Discover what makes you truly happy and then create a financial plan that can support those goals.
It may sound simple, but thinking about what will bring you happiness in retirement is the key to getting more out of the next big chapter in your life. And that goes beyond just knowing you want to get out of the 9-to-5 grind or having a hobby to dabble in. Happiness in retirement is all about doing more of whatever it is that brings you true satisfaction—whether it be travel, pursuing a passion, spending time with family, volunteering, or even starting your own business.
“Pre-retirees should consider what kind of lifestyle they would enjoy, both in the short term and the long term,” says Tyler Wilkinson, chief financial officer of Soltis Investment Advisors in St. George, Utah. “That is really the crucial first step in planning for retirement.”
What kind of lifestyle will bring you joy in retirement? Take this quiz to discover your personal path to happiness.

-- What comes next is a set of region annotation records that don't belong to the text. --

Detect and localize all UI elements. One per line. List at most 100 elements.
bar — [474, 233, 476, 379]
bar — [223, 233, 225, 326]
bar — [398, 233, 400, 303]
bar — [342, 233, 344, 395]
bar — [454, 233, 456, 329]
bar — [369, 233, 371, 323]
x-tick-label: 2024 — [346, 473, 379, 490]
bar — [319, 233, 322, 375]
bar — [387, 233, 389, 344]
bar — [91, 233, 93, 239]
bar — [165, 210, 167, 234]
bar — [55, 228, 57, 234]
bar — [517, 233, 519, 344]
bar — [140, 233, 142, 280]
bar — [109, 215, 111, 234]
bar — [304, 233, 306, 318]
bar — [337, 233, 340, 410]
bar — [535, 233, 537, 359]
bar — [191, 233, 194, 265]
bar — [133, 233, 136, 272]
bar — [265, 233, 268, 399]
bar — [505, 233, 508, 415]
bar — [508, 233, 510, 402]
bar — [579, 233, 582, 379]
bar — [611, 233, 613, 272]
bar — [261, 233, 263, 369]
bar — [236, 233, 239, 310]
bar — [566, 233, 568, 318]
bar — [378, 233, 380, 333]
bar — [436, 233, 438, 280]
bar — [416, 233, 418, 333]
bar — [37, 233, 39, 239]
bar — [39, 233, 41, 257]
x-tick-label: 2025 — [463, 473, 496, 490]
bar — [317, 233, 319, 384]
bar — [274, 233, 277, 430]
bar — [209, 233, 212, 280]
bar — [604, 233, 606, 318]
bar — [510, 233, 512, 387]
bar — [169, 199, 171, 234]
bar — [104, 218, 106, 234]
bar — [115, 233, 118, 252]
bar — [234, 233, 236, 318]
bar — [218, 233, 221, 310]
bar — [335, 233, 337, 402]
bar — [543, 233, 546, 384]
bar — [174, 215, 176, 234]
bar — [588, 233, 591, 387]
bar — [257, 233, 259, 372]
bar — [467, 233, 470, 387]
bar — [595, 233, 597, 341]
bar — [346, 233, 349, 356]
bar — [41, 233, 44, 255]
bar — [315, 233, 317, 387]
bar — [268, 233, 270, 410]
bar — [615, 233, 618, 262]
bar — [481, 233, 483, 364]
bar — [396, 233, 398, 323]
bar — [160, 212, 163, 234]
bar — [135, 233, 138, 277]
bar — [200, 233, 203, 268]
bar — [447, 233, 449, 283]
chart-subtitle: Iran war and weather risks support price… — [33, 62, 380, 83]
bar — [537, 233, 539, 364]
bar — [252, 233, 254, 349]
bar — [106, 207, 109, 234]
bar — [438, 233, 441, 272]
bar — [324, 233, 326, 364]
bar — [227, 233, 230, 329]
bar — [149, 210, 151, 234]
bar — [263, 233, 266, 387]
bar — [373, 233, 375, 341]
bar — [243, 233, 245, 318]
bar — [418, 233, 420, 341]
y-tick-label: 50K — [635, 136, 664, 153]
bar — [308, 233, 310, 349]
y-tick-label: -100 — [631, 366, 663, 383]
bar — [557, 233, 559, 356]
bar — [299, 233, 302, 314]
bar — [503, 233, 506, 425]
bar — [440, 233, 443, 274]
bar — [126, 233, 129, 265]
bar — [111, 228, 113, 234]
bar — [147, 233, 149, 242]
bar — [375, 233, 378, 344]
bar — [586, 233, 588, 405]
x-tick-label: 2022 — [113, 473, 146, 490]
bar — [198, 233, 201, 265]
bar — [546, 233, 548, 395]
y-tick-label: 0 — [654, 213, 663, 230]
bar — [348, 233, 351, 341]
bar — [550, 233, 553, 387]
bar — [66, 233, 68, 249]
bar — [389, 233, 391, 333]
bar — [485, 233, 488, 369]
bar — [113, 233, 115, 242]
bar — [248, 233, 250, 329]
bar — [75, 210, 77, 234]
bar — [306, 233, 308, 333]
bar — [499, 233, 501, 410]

Dreaming up your vision for the future is the fun part. After all, more than 60 percent of soon-to-be retirees in a recent survey conducted by Athene* said they expected the second half of their lives to be the best yet. But the key to connecting emotional fulfillment and financial well-being is balance. Once you have a clear picture of what kind of lifestyle will bring you happiness in retirement, it’s essential to put a financial plan in place that can support those goals.
Make Your Dreams a Reality
Begin by taking inventory of what you have, says Scott M. Sadar, CFP, executive vice president at Somerset Wealth Strategies in Portland, Ore. “That includes assets you’ve earned or picked up along the way, and future income streams, like pensions.” Next, track your spending closely. Sadar says this will help you identify places where you’re currently overspending, so you can figure out how much of that money you could put toward retirement instead.
Next, think about how much money you’ll need to fulfill your retirement dreams—both big and small. That means considering larger expenses, like a condo on the beach or that bucket-list trip to Australia, as well as your day-to-day needs.
“The whole process of drilling down and really understanding how much you are going to need in retirement can be daunting,” says Sadar. But he emphasizes that planning is crucial to having the retirement you want.
Once you have a solid grasp of your current finances and your needs in retirement, it’s time to meet with your financial advisor or Athene agent to help close any financial gaps you might have. That may mean choosing safer, relatively short-term investments that allow you to grow your money, or contributing more to your employer-provided retirement accounts.
“There’s still time to make some subtle or dramatic changes to your financial plans that can help support your happiness goals and feelings of success in retirement,” says Sadar.
*Participants in this study were provided through the Harris Panel, including members of its third-party panel providers.